Of course, this is a general problem, and there may be general solutions.
"Memory Augmented Large Language Models are Computationally Universal"
by Dale Schuurmans <
https://arxiv.org/abs/2301.04589> shows that
"transformer-based large language models are computationally universal when augmented with an external memory."
Even with such augmentations, it may still easier for proof generation tools to
work "backwards" by default, as that is likely to *tend* to be easier for them.
2. More training data == better results in general.
Newer systems & models can learn more quickly, but it's still true that more training
data tends to produce better results. Therefore, I think it'd be helpful to
*automatically* generate proofs with a variety of terms to help the system
learn the underlying rule. For example,
set.mm's ax-mp says:
min ⊢ 𝜑
maj ⊢ (𝜑 → 𝜓)
ax-mp ⊢ 𝜓
... but it would be easy to generate examples that use the general assertion.
If you don't care exactly what you're proving, as long as it's true, you can generate
lots of true statements :-). But this would give the systems more to work with.
Databricks says that their work "suggests that much of the qualitative gains in state-of-the-art models like ChatGPT may owe to focused corpuses of instruction-following training data, rather than larger or better-tuned base models."
<
https://www.databricks.com/blog/2023/03/24/hello-dolly-democratizing-magic-chatgpt-open-models.html>
3. Critical reasoning lacks an “inner dialogue”. Newer models *are* able to create
models to answer questions to a limited extent, but they're not great at it, and this
really hurts their mathematical capabilities. See the Bubeck paper for more.
I think this can be helped by training the system on *not*
just the sequence of steps, but by training it in a way that shows the *results* of the
each intermediate step (the text after "|-" in
set.mm and
iset.mm). This provides the
models with more information on the internal state, instead of having to figure it out.
4. Starting with existing models is probably the better step forward.
Instead of starting from scratch, I'd start with a pre-trained model.
Those seem to have worked out broader concepts of locality that make results
more likely to be good.
5. Supporting tool use might be helpful.
It might be helpful to have pre-created "tools" that automatically prove common cases.
One of the more remarkable capabilities of GPT-4 & friends is that they can invoke
*other* tools. Just like tool use by humans, tool use by LLMs makes them able to handle
far more complex problems than they could otherwise. Being able to invoke something
that can generate solutions for tasks it would otherwise struggle with (like a SAT solver
or numeric calculation proof) might make hard tasks trivial.
5. In the long run this may be completely doable on a single computer or even phone.
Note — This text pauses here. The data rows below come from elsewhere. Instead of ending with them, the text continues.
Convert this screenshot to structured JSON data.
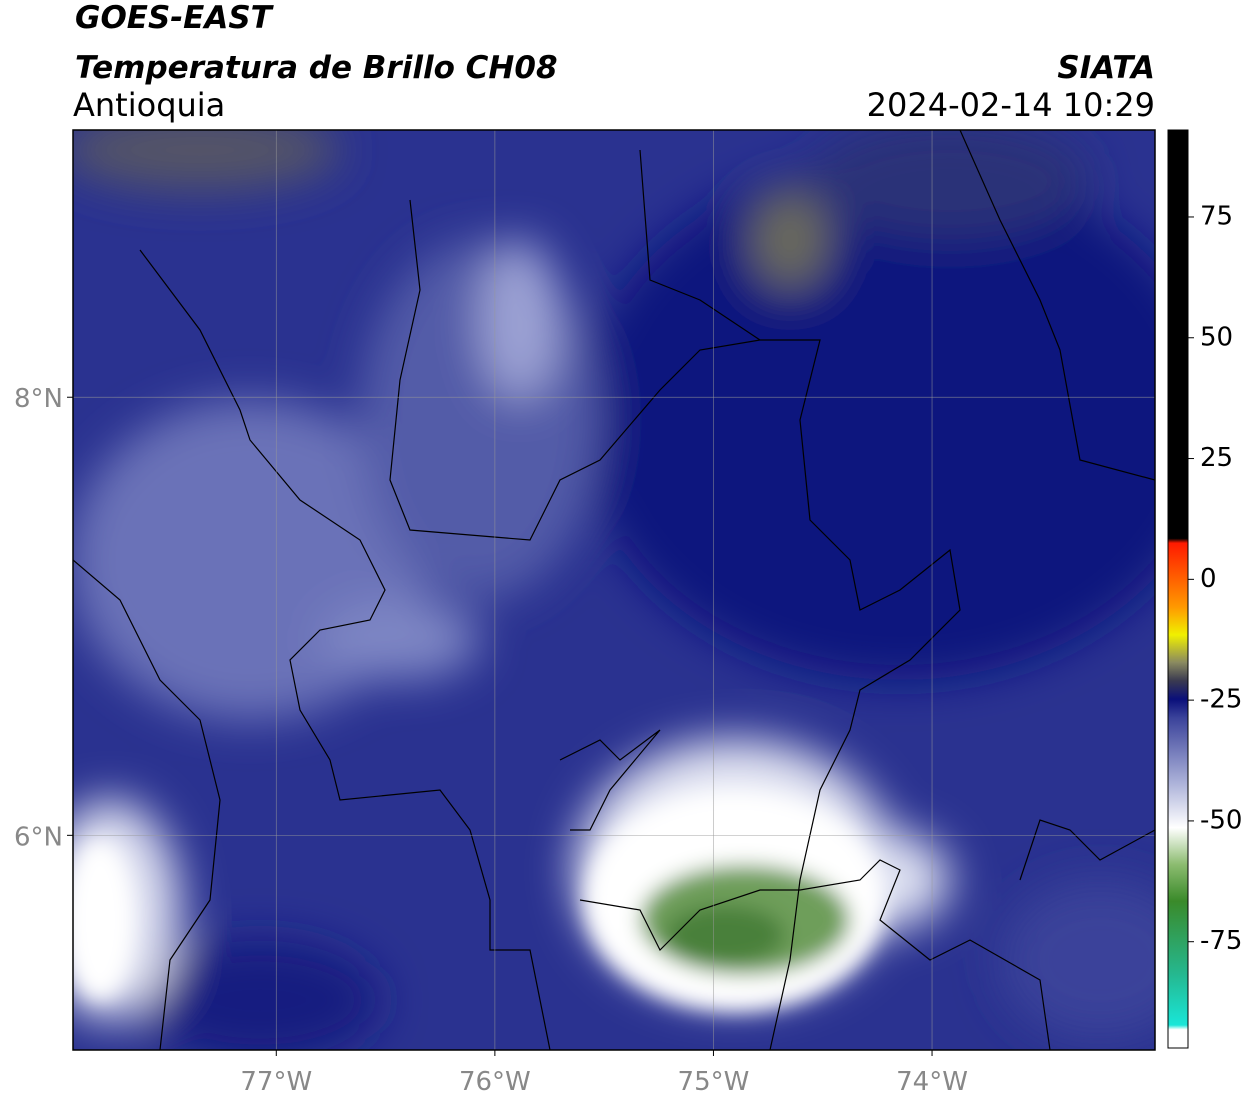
{
  "header": {
    "title": "GOES-EAST",
    "subtitle": "Temperatura de Brillo CH08",
    "region": "Antioquia",
    "source": "SIATA",
    "timestamp": "2024-02-14 10:29"
  },
  "map": {
    "xlim": [
      -77.93,
      -72.98
    ],
    "ylim": [
      5.02,
      9.22
    ],
    "xticks": [
      {
        "value": -77,
        "label": "77°W"
      },
      {
        "value": -76,
        "label": "76°W"
      },
      {
        "value": -75,
        "label": "75°W"
      },
      {
        "value": -74,
        "label": "74°W"
      }
    ],
    "yticks": [
      {
        "value": 8,
        "label": "8°N"
      },
      {
        "value": 6,
        "label": "6°N"
      }
    ],
    "grid": true
  },
  "colorbar": {
    "lim": [
      -97,
      93
    ],
    "ticks": [
      75,
      50,
      25,
      0,
      -25,
      -50,
      -75
    ]
  }
}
There are also many efforts to create open models that can be used for any purpose
(OpenAI doesn't create any open models, its name is rather misleading).
Really, there's a *lot* of work just *starting* to make these models train and/or run on
single (disconnected) systems instead of servers. Historically, making things work at *all* usually
comes first; once something works, others take steps to make them more efficient/cheaper.
The same is true here. There are lots of discussions about this, e.g.:
https://news.ycombinator.com/item?id=35141531
https://news.ycombinator.com/item?id=35184985
https://www.databricks.com/blog/2023/03/24/hello-dolly-democratizing-magic-chatgpt-open-models.html
I *am* concerned problems of AI safety and especially AI alignment.
In the short term, we're going to be overwhelmed by spam & propaganda, making truth
about the world even harder to determine.
In the long term, I worry about AI alignment; universal paperclip is now a plausible long-term scenario.
However, I see no issue in creating tools to generate proofs that are then
separately verified, so I'd love to see that.